Tempo fa mi invitarono a un’Assemblea di Istituto, in un liceo in cui avevo insegnato anni prima, per parlare del mio libro. Prima del mio intervento, presentarono delle brevi interviste a studenti italiani che erano andati a fare un anno all’estero e a studenti stranieri che lo facevano in Italia. La cosa che più colpì i ragazzi dell’Assemblea era che in Norvegia gli studenti del liceo non dovevano giustificare le assenze, ma mandavano semplicemente un sms sul cellulare del professore; che avevano solo nove giorni di scuola ogni due settimane, e che nei restanti cinque erano quasi spinti a trovarsi un lavoro e a fare esperienze di vita; che avevano, anche a scuola, varie ore “buche” da poter gestire liberamente, o studiando, o facendo quel che volevano; che usavano in classe il loro computer personale e che la scuola offriva il wifi; che potevano in parte decidere il loro piano di studi.
Da noi non avviene nulla di tutto questo. I nostri studenti devono farsi firmare ogni giustificazione dai genitori, e in certe scuole non si ammette che se le firmino da soli nemmeno se maggiorenni; li si tiene a scuola sei giorni su sette, convinti che se stessero a casa sprecherebbero il loro tempo a fare cretinate; si riempie la loro giornata di ore di lezione al mattino e di compiti da fare a casa al pomeriggio, per timore che possano avere il tempo di accendere la tv (e lo stesso avviene con le vacanze); il cellulare è proibito e la password del wifi è segretissima, perché i ragazzi non possono poter accedere al web da scuola; si attivano solo raramente corsi opzionali che non siano in qualche modo di studio, come se il tempo lontano dai libri fosse sempre tempo perso. Addirittura, appena si è proposto un Esame di Stato con commissari solo interni è partita immediatamente la protesta degli insegnanti, perché non possiamo fidarci nemmeno dei colleghi che sono chiamati a valutare i loro ragazzi.
Avere fiducia?
Ecco, io non dico che i nostri giovani meritino sempre fiducia a spada tratta; a volte, se lasciati liberi, effettivamente sprecherebbero il loro tempo in cretinate. Ma penso anche che finché non si comincerà a dar loro fiducia, continueranno a rimanere bambini. Che se vogliamo che i nostri giovani maturino, si debba dar loro la possibilità di maturare.
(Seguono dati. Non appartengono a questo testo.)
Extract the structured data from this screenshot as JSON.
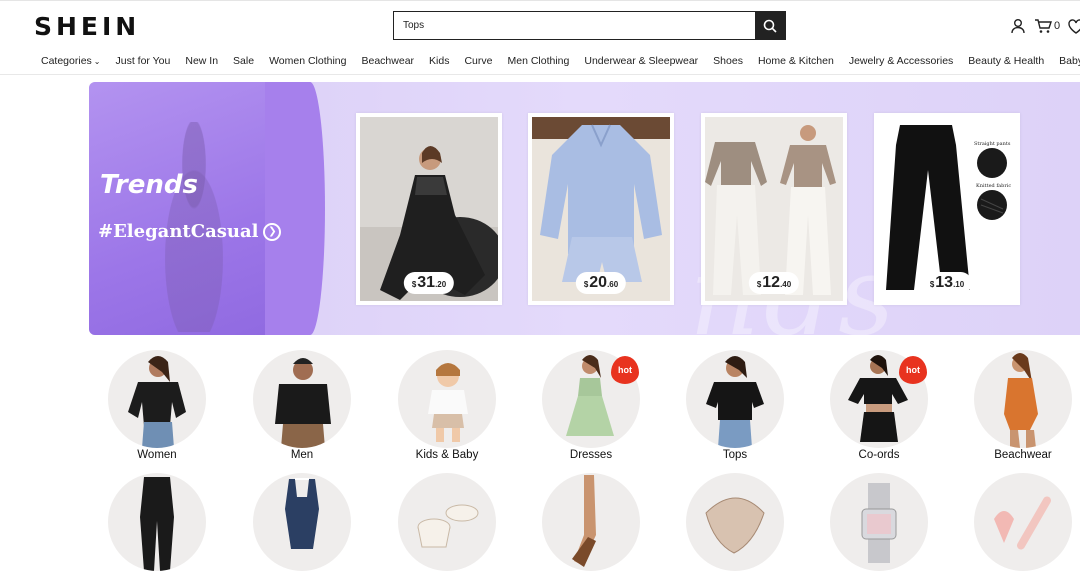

Penso che la scuola debba anche fare un passo indietro, in certi casi; non per quanto riguarda l’esempio, perché la scuola dev’esserci sempre ed avere obiettivi e metodi chiari, ma a livello di libertà. Deve anzi stimolare i ragazzi ad essere originali, autonomi, indipendenti. Che possano coltivare le loro passioni e ricollegarle alla cultura scolastica. Penso che la scuola debba prima o poi provare a fidarsi di questi ragazzi, come si fida degli adulti.
Insomma, la scuola deve permettere loro di crescere. Anche perché, se la scuola non serve a crescere, a cosa serve?